Le 8 octobre 1888, Edison annonça son intention
de "créer un instrument qui ferait pour l'œil
ce que le phonographe fait pour l'oreille."
Ne sachant pourtant pas comment s'y prendre,
Edison remplit une déclaration préliminaire de dépôt de brevet.
C'est W.K.L. Dickson, un Irlando-Ecossais,
alors photographe officiel de la société d'Edison,
qui fut chargé de concrétiser le projet.
Dickson était un esthète. Il était très élégant.
Il aimait aller au théâtre.
C'était un homme distingué.
Il n'avait que 28 ans quand il a commencé à travailler...
Historien du cinéma
... sur le projet.
Ses premières tentatives d'images en mouvement
consistait en une série de photos enroulées sur un cylindre
semblable au premier phonographe d'Edison.
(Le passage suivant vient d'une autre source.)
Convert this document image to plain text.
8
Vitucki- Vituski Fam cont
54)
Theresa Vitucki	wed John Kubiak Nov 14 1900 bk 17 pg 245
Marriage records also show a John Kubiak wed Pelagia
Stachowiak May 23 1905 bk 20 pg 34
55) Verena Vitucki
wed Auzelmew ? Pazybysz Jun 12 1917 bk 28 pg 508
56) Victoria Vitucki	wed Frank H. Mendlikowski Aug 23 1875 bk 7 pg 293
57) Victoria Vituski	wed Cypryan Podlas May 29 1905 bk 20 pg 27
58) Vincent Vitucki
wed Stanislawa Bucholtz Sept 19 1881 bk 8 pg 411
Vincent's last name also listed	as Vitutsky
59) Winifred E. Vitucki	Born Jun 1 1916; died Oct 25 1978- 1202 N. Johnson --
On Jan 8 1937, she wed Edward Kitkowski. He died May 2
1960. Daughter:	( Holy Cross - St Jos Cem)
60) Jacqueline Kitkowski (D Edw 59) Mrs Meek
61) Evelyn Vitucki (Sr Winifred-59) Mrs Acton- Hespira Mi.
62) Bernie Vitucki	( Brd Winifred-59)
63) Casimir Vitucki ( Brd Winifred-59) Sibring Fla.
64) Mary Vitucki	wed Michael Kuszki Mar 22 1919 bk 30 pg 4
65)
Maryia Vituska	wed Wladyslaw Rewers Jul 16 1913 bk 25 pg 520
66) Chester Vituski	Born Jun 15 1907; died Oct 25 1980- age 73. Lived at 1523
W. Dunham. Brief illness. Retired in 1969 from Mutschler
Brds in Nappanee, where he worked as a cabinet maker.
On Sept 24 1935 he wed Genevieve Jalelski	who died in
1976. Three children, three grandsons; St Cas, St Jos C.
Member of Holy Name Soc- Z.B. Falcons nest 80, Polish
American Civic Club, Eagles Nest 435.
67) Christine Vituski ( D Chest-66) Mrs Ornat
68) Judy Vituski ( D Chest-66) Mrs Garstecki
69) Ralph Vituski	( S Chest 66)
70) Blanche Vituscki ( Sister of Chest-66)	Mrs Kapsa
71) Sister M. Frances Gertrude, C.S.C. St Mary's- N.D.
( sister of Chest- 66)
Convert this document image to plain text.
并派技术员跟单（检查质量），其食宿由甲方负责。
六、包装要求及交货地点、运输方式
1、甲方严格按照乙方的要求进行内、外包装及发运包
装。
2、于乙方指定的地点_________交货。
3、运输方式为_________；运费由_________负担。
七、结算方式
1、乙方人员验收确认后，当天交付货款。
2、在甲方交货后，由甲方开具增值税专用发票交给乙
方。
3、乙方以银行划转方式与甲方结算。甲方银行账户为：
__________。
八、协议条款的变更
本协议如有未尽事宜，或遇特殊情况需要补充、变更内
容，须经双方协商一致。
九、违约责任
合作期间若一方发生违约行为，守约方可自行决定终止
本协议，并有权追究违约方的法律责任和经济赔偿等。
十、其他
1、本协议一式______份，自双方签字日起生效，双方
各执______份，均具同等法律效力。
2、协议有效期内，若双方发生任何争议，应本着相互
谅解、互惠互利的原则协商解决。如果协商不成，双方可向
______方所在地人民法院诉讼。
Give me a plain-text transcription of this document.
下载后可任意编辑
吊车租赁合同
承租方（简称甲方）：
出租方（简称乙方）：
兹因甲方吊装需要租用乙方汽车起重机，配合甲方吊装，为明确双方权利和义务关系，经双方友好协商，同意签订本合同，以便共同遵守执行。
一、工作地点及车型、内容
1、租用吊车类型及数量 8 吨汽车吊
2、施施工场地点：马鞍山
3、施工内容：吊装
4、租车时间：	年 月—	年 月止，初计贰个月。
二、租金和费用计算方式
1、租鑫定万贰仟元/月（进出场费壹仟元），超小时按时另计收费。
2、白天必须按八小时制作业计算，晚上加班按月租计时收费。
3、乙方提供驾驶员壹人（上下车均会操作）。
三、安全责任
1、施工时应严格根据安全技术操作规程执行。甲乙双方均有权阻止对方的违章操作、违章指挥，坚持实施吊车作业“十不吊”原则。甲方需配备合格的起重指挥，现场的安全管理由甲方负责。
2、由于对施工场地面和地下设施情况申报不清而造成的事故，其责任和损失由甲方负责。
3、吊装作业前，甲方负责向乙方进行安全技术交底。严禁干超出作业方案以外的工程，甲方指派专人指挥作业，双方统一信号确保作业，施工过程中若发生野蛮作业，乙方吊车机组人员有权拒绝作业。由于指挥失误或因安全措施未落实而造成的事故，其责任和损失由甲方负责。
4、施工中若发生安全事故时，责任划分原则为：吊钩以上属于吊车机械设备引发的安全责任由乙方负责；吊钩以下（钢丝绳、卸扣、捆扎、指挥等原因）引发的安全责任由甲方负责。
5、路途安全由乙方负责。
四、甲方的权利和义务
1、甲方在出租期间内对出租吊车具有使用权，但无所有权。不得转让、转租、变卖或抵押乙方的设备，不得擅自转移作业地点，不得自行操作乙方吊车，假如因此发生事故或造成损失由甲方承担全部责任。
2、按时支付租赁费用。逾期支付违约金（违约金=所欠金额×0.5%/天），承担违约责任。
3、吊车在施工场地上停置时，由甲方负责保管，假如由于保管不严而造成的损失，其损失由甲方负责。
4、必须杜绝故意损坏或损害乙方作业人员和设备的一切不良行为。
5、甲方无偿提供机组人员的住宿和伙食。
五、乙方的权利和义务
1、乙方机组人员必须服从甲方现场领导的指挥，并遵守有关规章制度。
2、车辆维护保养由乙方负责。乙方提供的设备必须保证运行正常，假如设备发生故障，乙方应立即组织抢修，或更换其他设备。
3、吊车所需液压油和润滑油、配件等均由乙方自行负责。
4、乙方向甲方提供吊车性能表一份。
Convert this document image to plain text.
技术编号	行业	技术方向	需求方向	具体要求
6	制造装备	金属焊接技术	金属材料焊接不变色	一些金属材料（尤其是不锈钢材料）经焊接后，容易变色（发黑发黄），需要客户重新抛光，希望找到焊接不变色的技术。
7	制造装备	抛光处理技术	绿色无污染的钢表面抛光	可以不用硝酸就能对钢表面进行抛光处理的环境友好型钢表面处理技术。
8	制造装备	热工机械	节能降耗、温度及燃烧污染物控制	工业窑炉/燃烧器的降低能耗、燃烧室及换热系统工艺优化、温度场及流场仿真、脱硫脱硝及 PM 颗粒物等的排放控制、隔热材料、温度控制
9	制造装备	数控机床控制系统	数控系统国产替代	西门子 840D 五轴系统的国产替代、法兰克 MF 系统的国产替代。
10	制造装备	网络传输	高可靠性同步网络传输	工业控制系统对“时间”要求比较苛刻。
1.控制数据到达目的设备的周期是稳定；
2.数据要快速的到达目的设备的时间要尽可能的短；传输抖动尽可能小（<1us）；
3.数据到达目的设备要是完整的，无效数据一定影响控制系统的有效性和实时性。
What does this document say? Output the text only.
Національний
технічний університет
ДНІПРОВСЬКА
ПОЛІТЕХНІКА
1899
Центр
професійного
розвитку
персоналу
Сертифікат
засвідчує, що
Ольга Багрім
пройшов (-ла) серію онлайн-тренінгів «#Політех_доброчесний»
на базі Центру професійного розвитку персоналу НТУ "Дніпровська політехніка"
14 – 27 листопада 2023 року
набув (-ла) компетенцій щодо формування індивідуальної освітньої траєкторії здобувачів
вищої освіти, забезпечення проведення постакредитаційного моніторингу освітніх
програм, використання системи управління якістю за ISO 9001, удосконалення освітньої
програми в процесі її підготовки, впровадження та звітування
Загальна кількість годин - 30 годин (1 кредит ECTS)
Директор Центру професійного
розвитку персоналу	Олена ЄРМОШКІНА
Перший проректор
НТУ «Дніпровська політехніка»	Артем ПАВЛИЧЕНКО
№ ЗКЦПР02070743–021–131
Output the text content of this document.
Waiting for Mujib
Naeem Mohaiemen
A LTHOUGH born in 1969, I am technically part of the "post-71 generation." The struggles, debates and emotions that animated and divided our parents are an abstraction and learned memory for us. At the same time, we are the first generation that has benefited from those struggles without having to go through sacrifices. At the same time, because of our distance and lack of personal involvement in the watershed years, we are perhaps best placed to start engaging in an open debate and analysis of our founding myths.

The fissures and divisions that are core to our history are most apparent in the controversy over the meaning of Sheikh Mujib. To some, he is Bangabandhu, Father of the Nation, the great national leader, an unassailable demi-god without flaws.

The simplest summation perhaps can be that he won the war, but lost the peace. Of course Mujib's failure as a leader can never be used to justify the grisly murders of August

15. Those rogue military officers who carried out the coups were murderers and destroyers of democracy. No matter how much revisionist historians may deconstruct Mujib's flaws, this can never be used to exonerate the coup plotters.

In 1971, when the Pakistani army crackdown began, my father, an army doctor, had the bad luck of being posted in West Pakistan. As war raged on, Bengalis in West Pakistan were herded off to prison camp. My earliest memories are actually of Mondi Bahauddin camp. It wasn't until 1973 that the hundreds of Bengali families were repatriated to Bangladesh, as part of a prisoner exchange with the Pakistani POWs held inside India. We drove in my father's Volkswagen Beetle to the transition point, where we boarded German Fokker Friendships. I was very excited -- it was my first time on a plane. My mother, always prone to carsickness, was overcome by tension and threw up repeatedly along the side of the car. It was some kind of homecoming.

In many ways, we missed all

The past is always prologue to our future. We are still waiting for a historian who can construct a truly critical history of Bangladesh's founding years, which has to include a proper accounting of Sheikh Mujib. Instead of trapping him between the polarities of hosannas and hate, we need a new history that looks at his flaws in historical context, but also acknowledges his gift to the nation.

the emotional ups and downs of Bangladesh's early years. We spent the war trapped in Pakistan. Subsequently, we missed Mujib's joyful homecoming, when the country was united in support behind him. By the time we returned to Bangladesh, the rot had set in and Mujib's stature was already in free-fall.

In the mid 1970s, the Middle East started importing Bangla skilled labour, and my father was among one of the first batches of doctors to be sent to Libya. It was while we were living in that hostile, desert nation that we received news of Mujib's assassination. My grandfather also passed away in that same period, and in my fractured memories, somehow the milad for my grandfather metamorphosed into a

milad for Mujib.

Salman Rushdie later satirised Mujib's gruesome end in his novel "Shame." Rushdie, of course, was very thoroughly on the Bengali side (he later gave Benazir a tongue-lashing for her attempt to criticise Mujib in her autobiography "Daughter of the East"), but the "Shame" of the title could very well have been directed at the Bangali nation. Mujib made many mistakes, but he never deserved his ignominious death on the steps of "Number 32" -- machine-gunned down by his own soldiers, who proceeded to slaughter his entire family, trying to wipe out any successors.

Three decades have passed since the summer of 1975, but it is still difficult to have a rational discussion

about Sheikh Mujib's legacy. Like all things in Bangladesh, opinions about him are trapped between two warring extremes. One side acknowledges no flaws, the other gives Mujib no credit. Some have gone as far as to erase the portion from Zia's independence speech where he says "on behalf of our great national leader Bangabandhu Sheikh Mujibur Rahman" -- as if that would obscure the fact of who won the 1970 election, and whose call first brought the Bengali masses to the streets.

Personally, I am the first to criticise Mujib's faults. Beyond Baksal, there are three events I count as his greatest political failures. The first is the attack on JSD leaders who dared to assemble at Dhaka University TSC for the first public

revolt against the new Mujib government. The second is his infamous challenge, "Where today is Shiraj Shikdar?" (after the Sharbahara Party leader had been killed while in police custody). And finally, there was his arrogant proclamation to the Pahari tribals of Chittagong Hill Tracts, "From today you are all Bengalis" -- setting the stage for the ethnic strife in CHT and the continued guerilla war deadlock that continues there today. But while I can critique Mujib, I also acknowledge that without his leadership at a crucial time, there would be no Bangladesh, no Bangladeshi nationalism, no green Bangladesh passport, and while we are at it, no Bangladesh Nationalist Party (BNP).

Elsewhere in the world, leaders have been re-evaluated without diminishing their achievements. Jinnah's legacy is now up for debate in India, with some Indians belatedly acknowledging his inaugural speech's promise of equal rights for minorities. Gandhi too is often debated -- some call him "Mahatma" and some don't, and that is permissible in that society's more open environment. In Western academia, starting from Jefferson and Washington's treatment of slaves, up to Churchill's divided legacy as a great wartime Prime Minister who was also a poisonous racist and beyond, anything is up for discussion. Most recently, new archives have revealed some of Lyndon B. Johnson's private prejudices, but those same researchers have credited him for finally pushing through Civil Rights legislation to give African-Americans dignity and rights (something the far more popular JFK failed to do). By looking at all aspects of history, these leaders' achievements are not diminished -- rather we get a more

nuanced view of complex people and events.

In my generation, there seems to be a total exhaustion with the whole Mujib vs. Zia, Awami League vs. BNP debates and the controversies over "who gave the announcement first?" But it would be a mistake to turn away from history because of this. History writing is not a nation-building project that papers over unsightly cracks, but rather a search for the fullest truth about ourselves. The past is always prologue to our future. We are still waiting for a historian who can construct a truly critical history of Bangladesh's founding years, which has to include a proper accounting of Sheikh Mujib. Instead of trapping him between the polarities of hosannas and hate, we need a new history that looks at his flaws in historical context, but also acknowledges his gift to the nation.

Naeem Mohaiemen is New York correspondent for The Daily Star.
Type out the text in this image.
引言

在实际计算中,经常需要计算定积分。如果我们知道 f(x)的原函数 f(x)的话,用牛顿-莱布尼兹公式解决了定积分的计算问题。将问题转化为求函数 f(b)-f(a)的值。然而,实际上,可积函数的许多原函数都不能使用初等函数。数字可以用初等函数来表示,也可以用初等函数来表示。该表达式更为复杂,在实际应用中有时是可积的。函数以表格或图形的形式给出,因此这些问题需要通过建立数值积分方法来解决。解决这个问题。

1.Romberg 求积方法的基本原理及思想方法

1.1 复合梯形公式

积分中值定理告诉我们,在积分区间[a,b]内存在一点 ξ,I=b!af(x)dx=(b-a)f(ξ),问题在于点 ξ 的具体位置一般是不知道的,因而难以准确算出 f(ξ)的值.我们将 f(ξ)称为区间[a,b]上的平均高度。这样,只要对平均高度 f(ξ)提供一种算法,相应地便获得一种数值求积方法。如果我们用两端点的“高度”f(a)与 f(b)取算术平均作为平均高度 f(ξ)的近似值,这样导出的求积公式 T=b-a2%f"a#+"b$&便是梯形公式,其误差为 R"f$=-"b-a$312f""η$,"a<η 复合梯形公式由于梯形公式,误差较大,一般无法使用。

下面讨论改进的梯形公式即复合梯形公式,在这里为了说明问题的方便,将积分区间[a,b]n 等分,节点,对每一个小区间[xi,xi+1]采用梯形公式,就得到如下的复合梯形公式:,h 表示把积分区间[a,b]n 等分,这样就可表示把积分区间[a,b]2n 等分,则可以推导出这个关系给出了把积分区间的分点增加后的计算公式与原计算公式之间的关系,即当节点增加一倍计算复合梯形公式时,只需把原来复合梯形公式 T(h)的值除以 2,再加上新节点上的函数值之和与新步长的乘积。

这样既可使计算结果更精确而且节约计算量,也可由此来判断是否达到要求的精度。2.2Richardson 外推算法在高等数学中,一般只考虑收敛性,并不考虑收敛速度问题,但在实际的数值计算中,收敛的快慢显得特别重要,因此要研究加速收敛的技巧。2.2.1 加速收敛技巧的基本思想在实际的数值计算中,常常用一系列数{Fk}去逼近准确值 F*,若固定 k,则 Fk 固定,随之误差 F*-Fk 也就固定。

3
Elles pouvaient être visionnées grâce à un oculaire.
Il en résulta Monkeyshines, un film de quelques secondes.
Les images grossières bougeaient, mais des progrès étaient à faire.
Et Edison n'était pas le seul dans ce domaine.
D'autres personnes travaillaient sur des projets similaires.
Critique/Historien du cinéma
En France, en Angleterre, aux USA,
et probablement ailleurs,
tous tentaient de capturer le mouvement sur un film.
En France, Etienne-Jules Marey, un physiologiste
inspiré par Muybridge, créa une "caméra"
permettant de prendre des photos sur du papier photo perforé.
Pas à pas, l'histoire du cinéma nous mena à Paris.
Les visiteurs de l'Exposition Universelle de 1889
se demandaient si la Tour Eiffel était une merveille ou une horreur.
Alors qu'il y présentait son système d'éclairage électrique,
Edison en apprit plus sur la caméra d'Etienne-Jules Marey.
À son retour, il avait de nouvelles directives pour Dickson.
Utiliser des bandes de film perforé
pour guider les images à travers une caméra perfectionnée
appelée le Kinétographe.
Le nouveau système est rendu possible
par une fine couche de celluloïd photosensible,
perfectionné par George Eastman, le créateur de la marque Kodak.
Rapidement, Edison et Dickson furent prêts pour l'avant-première.